Saint Vitus slowed Sabbath down; plopped a few “fizzies” into Pentagram’s grog. Bands like Winter and Thergothon lowered their selves further into the anus of the abyss, disappearing in the lowest of Low End. By the time Khanate came together, Doom Metal had become an online marketplace selling point; Khanate crept so far from it that their brand of music could only be described in physiological terms; its ultimate effect was repulsion; those that hopelessly tried to handle it were turned away: Sound as empty house; rooms with neither walls nor doors; a home without its inhabitants. There was nothing there to touch, to see or hear, in the first place. Fair England’s Moss takes this physiological deprivation even further, dropping Doom Metal into a bottomless well, sealing it shut with a noxiously symbolic mortar that offers the only “touchstone” to their untouchable sound.

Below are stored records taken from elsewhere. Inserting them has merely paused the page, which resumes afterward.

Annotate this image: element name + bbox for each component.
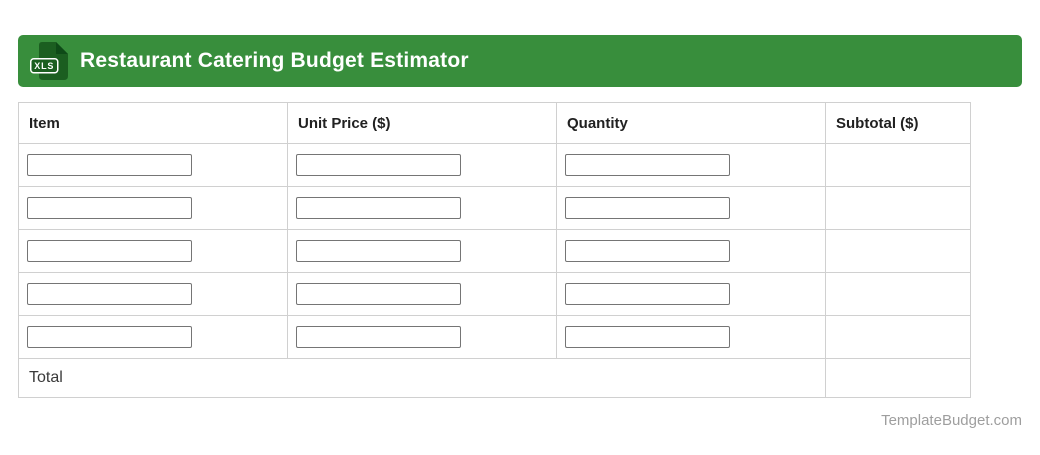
table-body — [18, 143, 971, 359]
column-header-unit-price: Unit Price ($) — [287, 102, 557, 144]
subtotal-cell — [825, 229, 971, 273]
table-row — [18, 186, 971, 230]
total-row: Total — [18, 358, 971, 398]
quantity-input[interactable] — [565, 197, 730, 219]
quantity-input[interactable] — [565, 283, 730, 305]
item-cell — [18, 272, 288, 316]
table-row — [18, 143, 971, 187]
column-header-quantity: Quantity — [556, 102, 826, 144]
total-label: Total — [18, 358, 826, 398]
unit-price-input[interactable] — [296, 326, 461, 348]
item-cell — [18, 143, 288, 187]
item-input[interactable] — [27, 326, 192, 348]
item-input[interactable] — [27, 240, 192, 262]
item-cell — [18, 229, 288, 273]
budget-table: Item Unit Price ($) Quantity Subtotal ($… — [18, 102, 971, 398]
subtotal-cell — [825, 315, 971, 359]
xls-file-icon: XLS — [30, 42, 68, 80]
table-row — [18, 272, 971, 316]
unit-price-input[interactable] — [296, 154, 461, 176]
file-badge — [30, 58, 59, 74]
unit-price-input[interactable] — [296, 197, 461, 219]
quantity-cell — [556, 272, 826, 316]
table-row — [18, 229, 971, 273]
subtotal-cell — [825, 186, 971, 230]
unit-price-cell — [287, 143, 557, 187]
column-header-subtotal: Subtotal ($) — [825, 102, 971, 144]
unit-price-cell — [287, 229, 557, 273]
quantity-input[interactable] — [565, 326, 730, 348]
subtotal-cell — [825, 272, 971, 316]
table-header-row: Item Unit Price ($) Quantity Subtotal ($… — [18, 102, 971, 144]
unit-price-cell — [287, 272, 557, 316]
page-title: Restaurant Catering Budget Estimator — [80, 49, 469, 72]
file-badge-label: XLS — [34, 61, 54, 71]
quantity-cell — [556, 229, 826, 273]
item-cell — [18, 186, 288, 230]
item-input[interactable] — [27, 197, 192, 219]
unit-price-cell — [287, 315, 557, 359]
unit-price-cell — [287, 186, 557, 230]
item-cell — [18, 315, 288, 359]
total-value-cell — [825, 358, 971, 398]
quantity-cell — [556, 143, 826, 187]
item-input[interactable] — [27, 154, 192, 176]
unit-price-input[interactable] — [296, 283, 461, 305]
quantity-cell — [556, 186, 826, 230]
quantity-input[interactable] — [565, 154, 730, 176]
header-bar: XLS Restaurant Catering Budget Estimator — [18, 35, 1022, 87]
file-fold — [56, 42, 68, 54]
quantity-input[interactable] — [565, 240, 730, 262]
column-header-item: Item — [18, 102, 288, 144]
table-row — [18, 315, 971, 359]
item-input[interactable] — [27, 283, 192, 305]
subtotal-cell — [825, 143, 971, 187]
quantity-cell — [556, 315, 826, 359]
footer-watermark: TemplateBudget.com — [881, 412, 1022, 429]
unit-price-input[interactable] — [296, 240, 461, 262]
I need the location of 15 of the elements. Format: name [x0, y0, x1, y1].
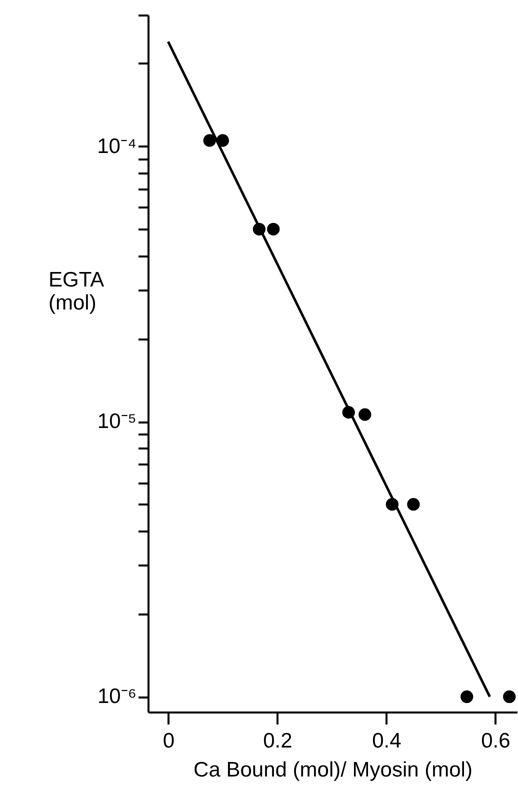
y-axis-title: EGTA (mol) [48, 268, 104, 314]
y-tick-label: 10⁻⁵ [97, 410, 136, 434]
x-tick-label: 0 [162, 730, 175, 752]
point [407, 498, 420, 511]
point [503, 690, 516, 704]
x-tick-label: 0.4 [372, 730, 402, 752]
y-tick-label: 10⁻⁶ [97, 685, 136, 708]
x-tick-label: 0.6 [481, 730, 510, 752]
point [203, 134, 216, 147]
point [267, 222, 280, 236]
x-axis-title: Ca Bound (mol)/ Myosin (mol) [194, 758, 472, 782]
point [460, 690, 474, 704]
y-tick-label: 10⁻⁴ [97, 134, 136, 158]
point [358, 408, 372, 421]
x-tick-label: 0.2 [263, 730, 292, 752]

Cthonic Rites, Moss’ first full-length release, impeccably presented/packaged by Aurora Borealis, is fitted with Lovecraftean imagery, slates of automatic writing piled into palimpsest; wan, floating figures, Pan puffing fetid breath into pipes. Two tracks, “Crypts of Somnambulance,” and “The Gate” make for over an hour of fractured drumming, disembodied guitar groans, German dental work as vocals; “lyrics” are anesthetic-free molar extractions where nonsensical verbiage is slowly bled, rolled down the chin in thick black streams. Analogues are nearly non-existent, with Unearthly Trance’s Hadit providing only a semblance of what’s served up by Cthonic Rites, as “Crypts” crawls through urban rubble searching vainly for satisfaction. Henry Kaiser and Jim O’Rourke attempted this sort of sonic tease with one-off jester outfit Brise Glace, subverting rock structure and cleaning it free of climax. Moss ably engages similar notions, limiting the union of guitar and drums, making their congress all the more potent when skin and string clash. Guitarist Dom Finbow harnesses his instrument’s capability extraordinarily well, sending its sound soaring over cymbals and shrieks like a skin kite; careening towards earth in roiling sears of feedback. When drummer Chris Chantler holds off on the punishment, vocalist Olly Pearson rasps over Finbow’s feed, an asthmatic drowning in electricity’s undertow.

There is no rest between cuts; “Crypts’” fade out falls into “The Gate,” a conspicuous title considering that this music is not only free of frame, but also too fucking large to contain. Having said that, Moss accesses aperture in other ways, finding exit in the earth itself, pouring its static bog of sound into an unwilling orifice. What’s there to do when it’s spat back, tossed out as soon as the “song” is stripped of its skin, gristle and bone? Like Chris McGrail’s and Howard Mardsen’s Slomo, Moss finds a way to slip into the subconscious, with an existence undeniable, yet never wholly available even as it slowly slips out of the speakers. For those that either champion or comfortably aspire towards genre constraint with status quo laze, Moss’ Cthonic Rites will come across as so much caustic babble—music made incoherent by its own immunity. But for those ready and willing for music as destroyed nebula, as cancerous haze, search no more: Look therein.